Im Moment macht sich Washington keine Sorgen darüber, dass die europäische Unterstützung für die von den USA geführte Koalition zur Unterstützung der Ukraine nachlässt. Ein hochrangiger US-Beamter betonte, dass solche europäischen Debatten nicht neu seien und dass es immer noch eine allgemeine Einigkeit gebe, und wies auf die Bereitschaft von Ländern von der Slowakei bis zu Deutschland hin, der Ukraine Waffen zu liefern.

„Natürlich machen wir uns Sorgen um einen Bruch, aber ich denke, die Verbündeten verstehen auch, was hier auf dem Spiel steht“, sagte der Beamte. „Schauen Sie sich die EU an. Sie haben sich jahrelang über russisches Öl und Gas gestritten, aber plötzlich glauben sie, sie könnten ein Verbot durchsetzen? Das ist historisch.“

Trotzdem sind die Spaltungen zwischen den größten Ländern Europas, den östlichen Mitgliedern der EU und den USA bemerkenswert und nicht nur auf die politische Klasse beschränkt.

Eine kürzlich in 27 westlichen Ländern durchgeführte Umfrage ergab, dass die Unterstützung für ein fortgesetztes diplomatisches Engagement mit Russland in Italien, Deutschland und Frankreich deutlich stärker war als in den USA oder Polen. Der gleiche Trend zeigte sich in der Frage der Waffenhilfe für die Ukraine, mit schwächerer Unterstützung in den großen westeuropäischen Ländern.

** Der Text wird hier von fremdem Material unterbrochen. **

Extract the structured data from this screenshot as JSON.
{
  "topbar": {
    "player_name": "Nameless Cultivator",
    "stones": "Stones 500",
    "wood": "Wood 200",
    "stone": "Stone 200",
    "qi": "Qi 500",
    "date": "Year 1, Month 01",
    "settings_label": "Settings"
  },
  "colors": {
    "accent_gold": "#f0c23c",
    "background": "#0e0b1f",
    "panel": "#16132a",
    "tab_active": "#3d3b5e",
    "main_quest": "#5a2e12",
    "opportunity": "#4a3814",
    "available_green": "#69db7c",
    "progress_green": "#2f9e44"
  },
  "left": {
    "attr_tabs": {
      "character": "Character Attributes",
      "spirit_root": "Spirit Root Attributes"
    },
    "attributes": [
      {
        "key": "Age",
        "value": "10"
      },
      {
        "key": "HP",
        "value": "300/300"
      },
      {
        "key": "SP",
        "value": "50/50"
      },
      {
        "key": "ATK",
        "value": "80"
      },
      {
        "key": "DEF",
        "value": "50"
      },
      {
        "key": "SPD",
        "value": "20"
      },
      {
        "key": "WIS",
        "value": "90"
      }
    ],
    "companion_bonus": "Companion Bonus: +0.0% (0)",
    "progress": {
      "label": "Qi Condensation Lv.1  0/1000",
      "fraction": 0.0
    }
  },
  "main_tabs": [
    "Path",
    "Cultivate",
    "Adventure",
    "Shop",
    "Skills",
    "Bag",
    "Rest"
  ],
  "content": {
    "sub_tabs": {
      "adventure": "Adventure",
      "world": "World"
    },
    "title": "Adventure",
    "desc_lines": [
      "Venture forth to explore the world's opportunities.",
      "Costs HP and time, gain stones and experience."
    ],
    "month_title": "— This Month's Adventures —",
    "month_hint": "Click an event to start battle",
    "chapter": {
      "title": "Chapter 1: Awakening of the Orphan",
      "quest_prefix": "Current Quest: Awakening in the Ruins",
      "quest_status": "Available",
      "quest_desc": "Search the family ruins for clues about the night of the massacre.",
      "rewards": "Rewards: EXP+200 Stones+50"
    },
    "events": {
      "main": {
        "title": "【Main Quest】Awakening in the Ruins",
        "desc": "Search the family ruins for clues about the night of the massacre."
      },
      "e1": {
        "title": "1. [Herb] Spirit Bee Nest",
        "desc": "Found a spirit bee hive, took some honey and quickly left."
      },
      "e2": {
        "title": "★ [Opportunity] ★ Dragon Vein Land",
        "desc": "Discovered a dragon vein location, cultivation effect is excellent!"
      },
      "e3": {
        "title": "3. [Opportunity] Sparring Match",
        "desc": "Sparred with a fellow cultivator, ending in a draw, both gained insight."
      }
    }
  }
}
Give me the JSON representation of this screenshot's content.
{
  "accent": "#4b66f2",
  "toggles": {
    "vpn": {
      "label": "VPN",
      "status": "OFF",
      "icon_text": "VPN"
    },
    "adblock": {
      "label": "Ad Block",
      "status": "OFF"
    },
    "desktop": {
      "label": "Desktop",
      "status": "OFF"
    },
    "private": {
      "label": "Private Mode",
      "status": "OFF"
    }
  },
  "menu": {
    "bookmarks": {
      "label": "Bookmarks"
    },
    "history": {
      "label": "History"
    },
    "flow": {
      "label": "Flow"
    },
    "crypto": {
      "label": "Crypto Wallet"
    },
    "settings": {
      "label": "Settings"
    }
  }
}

Giuseppe Conte, der ehemalige italienische Premierminister, der jetzt die 5-Sterne-Bewegung des Landes leitet, ein Mitglied der breit angelegten Koalition von Draghi, sagte, die EU brauche eine „überlegtere Strategie“.

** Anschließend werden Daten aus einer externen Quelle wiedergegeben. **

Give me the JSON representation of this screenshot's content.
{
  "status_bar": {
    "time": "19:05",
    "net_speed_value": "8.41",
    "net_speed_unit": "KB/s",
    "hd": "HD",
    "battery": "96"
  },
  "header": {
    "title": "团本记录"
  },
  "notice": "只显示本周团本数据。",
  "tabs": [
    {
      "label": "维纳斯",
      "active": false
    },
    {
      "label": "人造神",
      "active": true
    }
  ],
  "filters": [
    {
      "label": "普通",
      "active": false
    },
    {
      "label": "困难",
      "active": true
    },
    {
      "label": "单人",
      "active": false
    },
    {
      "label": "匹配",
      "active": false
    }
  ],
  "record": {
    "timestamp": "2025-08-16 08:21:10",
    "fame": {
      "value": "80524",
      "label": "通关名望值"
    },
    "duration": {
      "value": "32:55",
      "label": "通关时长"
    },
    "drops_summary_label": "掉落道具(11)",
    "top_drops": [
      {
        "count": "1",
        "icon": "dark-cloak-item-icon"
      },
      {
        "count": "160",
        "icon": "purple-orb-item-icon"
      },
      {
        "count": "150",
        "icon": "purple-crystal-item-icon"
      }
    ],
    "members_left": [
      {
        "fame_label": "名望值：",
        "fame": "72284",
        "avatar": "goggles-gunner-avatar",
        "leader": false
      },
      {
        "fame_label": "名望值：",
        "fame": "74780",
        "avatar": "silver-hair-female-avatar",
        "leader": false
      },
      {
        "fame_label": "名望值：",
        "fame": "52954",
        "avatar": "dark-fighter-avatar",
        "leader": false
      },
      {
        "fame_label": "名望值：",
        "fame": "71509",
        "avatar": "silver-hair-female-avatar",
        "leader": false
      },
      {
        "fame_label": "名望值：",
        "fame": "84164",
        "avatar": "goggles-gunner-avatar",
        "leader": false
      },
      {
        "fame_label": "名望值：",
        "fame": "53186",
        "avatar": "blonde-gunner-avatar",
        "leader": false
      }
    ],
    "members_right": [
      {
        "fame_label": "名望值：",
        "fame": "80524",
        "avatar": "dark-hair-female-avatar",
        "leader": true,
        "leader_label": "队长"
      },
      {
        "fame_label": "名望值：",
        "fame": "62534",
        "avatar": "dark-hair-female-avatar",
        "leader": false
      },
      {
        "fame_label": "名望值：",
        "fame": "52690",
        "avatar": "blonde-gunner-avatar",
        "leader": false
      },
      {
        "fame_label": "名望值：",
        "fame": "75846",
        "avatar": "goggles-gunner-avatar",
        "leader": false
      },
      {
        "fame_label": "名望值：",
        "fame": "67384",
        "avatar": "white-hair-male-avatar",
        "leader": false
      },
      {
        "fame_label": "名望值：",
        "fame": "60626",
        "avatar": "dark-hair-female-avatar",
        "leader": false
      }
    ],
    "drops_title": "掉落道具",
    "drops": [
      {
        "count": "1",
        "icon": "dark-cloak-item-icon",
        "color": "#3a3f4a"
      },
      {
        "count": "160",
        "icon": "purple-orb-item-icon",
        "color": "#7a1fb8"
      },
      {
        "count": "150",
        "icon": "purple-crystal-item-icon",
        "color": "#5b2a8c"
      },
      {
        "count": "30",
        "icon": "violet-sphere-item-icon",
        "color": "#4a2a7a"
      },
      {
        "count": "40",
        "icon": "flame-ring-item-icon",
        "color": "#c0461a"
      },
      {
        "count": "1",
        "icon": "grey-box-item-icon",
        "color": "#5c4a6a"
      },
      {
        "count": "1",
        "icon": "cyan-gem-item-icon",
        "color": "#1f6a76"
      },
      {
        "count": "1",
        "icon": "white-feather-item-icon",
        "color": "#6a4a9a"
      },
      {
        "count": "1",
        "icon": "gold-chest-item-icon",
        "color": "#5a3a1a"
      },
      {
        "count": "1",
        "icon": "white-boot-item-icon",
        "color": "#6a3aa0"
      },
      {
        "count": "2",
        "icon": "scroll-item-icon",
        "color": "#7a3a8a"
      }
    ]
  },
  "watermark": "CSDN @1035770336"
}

„Die gesamte EU sollte sich nach dieser Anfangsphase, in der wir mit Militärhilfe geholfen haben, auf Verhandlungen konzentrieren und Druck für eine politische Lösung ausüben“, sagte er gegenüber POLITICO.

Während es wichtig sei, dass Europa gegenüber Putin nicht „auf der Hut“ sei, sagte Conte, die EU dürfe auch eine grundlegende Realität nicht aus den Augen verlieren: „Russland ist da und wird dort bleiben.“

Hannah Roberts, Nahal Toosi und Cornelius Hirsch trugen zur Berichterstattung bei.